O barrocal algarvio comporta praticamente todo o ADN da mesa portuguesa e é exemplar na forma como continua a exprimir e viver a mais perfeita fusão de mar e terra. Acontece na cataplana, no fogo vivo e sobretudo no coração das pessoas. Fatia de território a descobrir, escreve o crítico de comida Fernando Melo*.

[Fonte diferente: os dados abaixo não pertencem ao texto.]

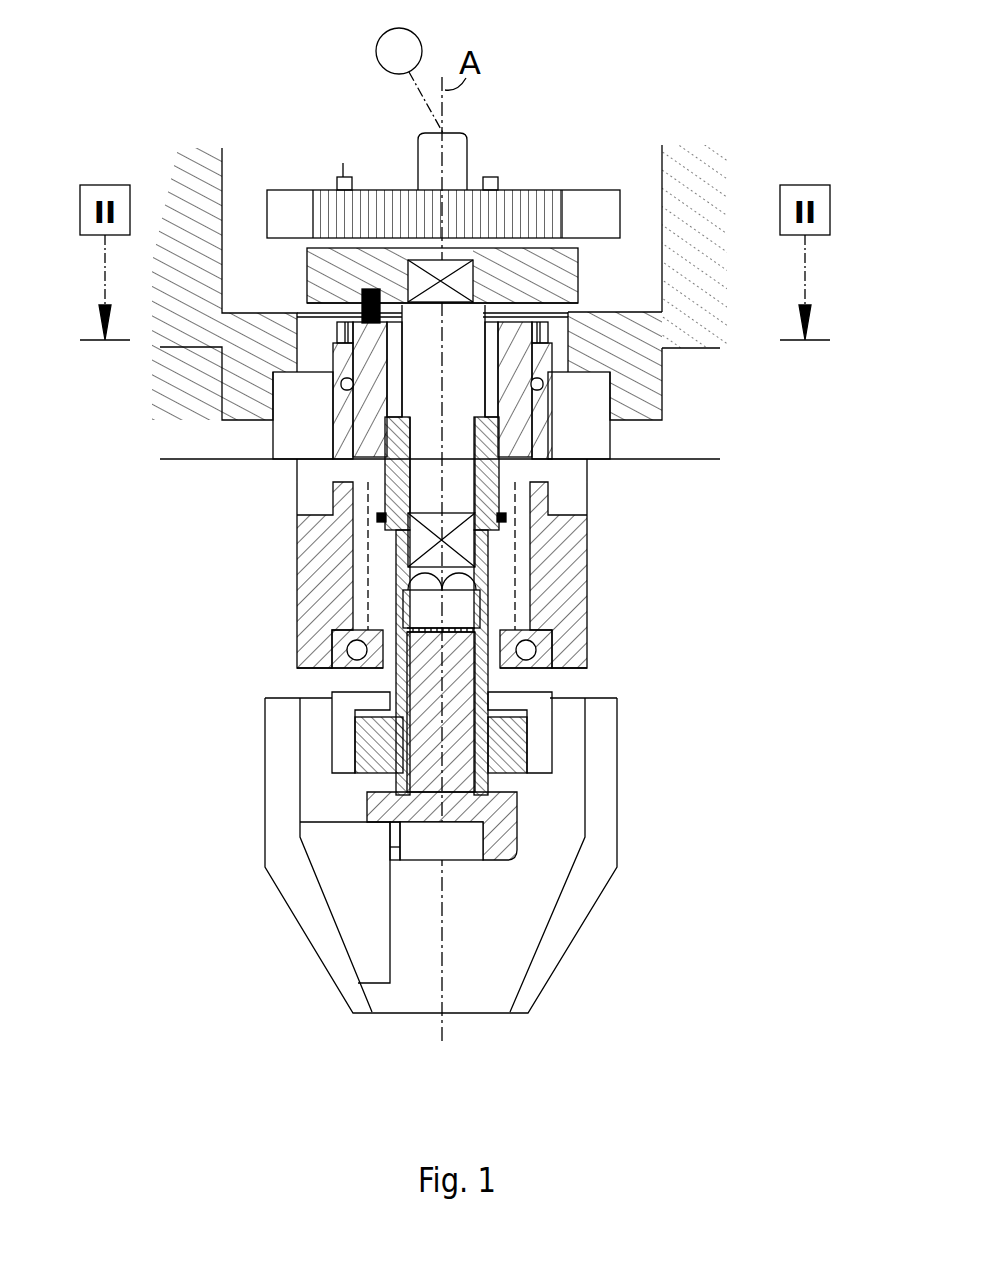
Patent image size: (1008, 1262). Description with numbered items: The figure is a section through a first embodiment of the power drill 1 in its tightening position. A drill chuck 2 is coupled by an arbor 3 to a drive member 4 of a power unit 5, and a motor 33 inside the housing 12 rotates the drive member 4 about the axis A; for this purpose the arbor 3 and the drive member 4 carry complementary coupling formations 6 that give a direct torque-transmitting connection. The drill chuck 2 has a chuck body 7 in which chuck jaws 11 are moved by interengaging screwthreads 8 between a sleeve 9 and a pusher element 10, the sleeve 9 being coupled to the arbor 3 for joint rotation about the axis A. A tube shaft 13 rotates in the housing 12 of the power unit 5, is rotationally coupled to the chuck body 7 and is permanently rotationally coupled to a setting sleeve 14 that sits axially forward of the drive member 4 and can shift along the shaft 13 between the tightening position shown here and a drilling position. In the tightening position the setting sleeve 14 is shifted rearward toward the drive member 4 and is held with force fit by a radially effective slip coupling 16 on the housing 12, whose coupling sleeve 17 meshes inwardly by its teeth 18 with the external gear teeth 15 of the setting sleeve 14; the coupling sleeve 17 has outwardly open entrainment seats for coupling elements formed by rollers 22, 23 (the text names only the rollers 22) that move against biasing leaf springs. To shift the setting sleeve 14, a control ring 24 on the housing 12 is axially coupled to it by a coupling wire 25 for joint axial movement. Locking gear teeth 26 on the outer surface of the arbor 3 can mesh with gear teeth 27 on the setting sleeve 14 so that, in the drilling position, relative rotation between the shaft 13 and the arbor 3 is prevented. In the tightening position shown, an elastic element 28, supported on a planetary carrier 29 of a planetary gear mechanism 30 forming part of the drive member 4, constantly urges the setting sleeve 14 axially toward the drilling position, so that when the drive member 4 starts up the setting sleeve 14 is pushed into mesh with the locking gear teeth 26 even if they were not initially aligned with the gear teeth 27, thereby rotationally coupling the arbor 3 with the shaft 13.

The power drill 1 is at (284, 114).
The drill chuck 2 is at (624, 950).
The arbor 3 is at (528, 277).
The drive member 4 is at (483, 128).
The power unit 5 is at (753, 450).
The coupling formations 6 is at (418, 147).
The chuck body 7 is at (605, 861).
The screwthreads 8 is at (407, 682).
The sleeve 9 is at (388, 744).
The pusher element 10 is at (383, 802).
The chuck jaws 11 is at (370, 905).
The housing 12 is at (707, 250).
The tube shaft 13 is at (547, 732).
The setting sleeve 14 is at (495, 405).
The external gear teeth 15 is at (553, 403).
The slip coupling 16 is at (325, 380).
The coupling sleeve 17 is at (560, 325).
The teeth 18 is at (536, 348).
The rollers 22 is at (231, 256).
The mounting plate 23 is at (310, 340).
The control ring 24 is at (627, 433).
The coupling wire 25 is at (353, 382).
The locking gear teeth 26 is at (506, 418).
The gear teeth 27 is at (492, 343).
The elastic element 28 is at (358, 290).
The planetary carrier 29 is at (467, 320).
The planetary gear mechanism 30 is at (645, 183).
The motor 33 is at (378, 42).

Parece um border collie o cão do barrocal algarvio e foi a custo que se lhe recuperou prestígio e existência, há menos de três anos. Inteiramente justo. Tem na massa dos genes o instinto para o coelho bravo, o mais saltitão e imprevisível dos animais que cabem na categoria da chamada caça menor e era outrora, 50 ou 60 anos atrás, elemento fundamental no quotidiano dos locais. Esta é uma das muitas perplexidades que nos esperam quando nos detemos na faixa de terra que medeia mar e serra e dá pelo nome de barrocal. A revitalização da raça de que falamos quer dizer a um tempo que o território por que quase não damos quando migramos para as apetecíveis praias a Sul teve em tempos intensas fauna e flora e ainda que a criação e a proximidade criaram um ecossistema completo; o barrocal algarvio tem identidade e personalidade.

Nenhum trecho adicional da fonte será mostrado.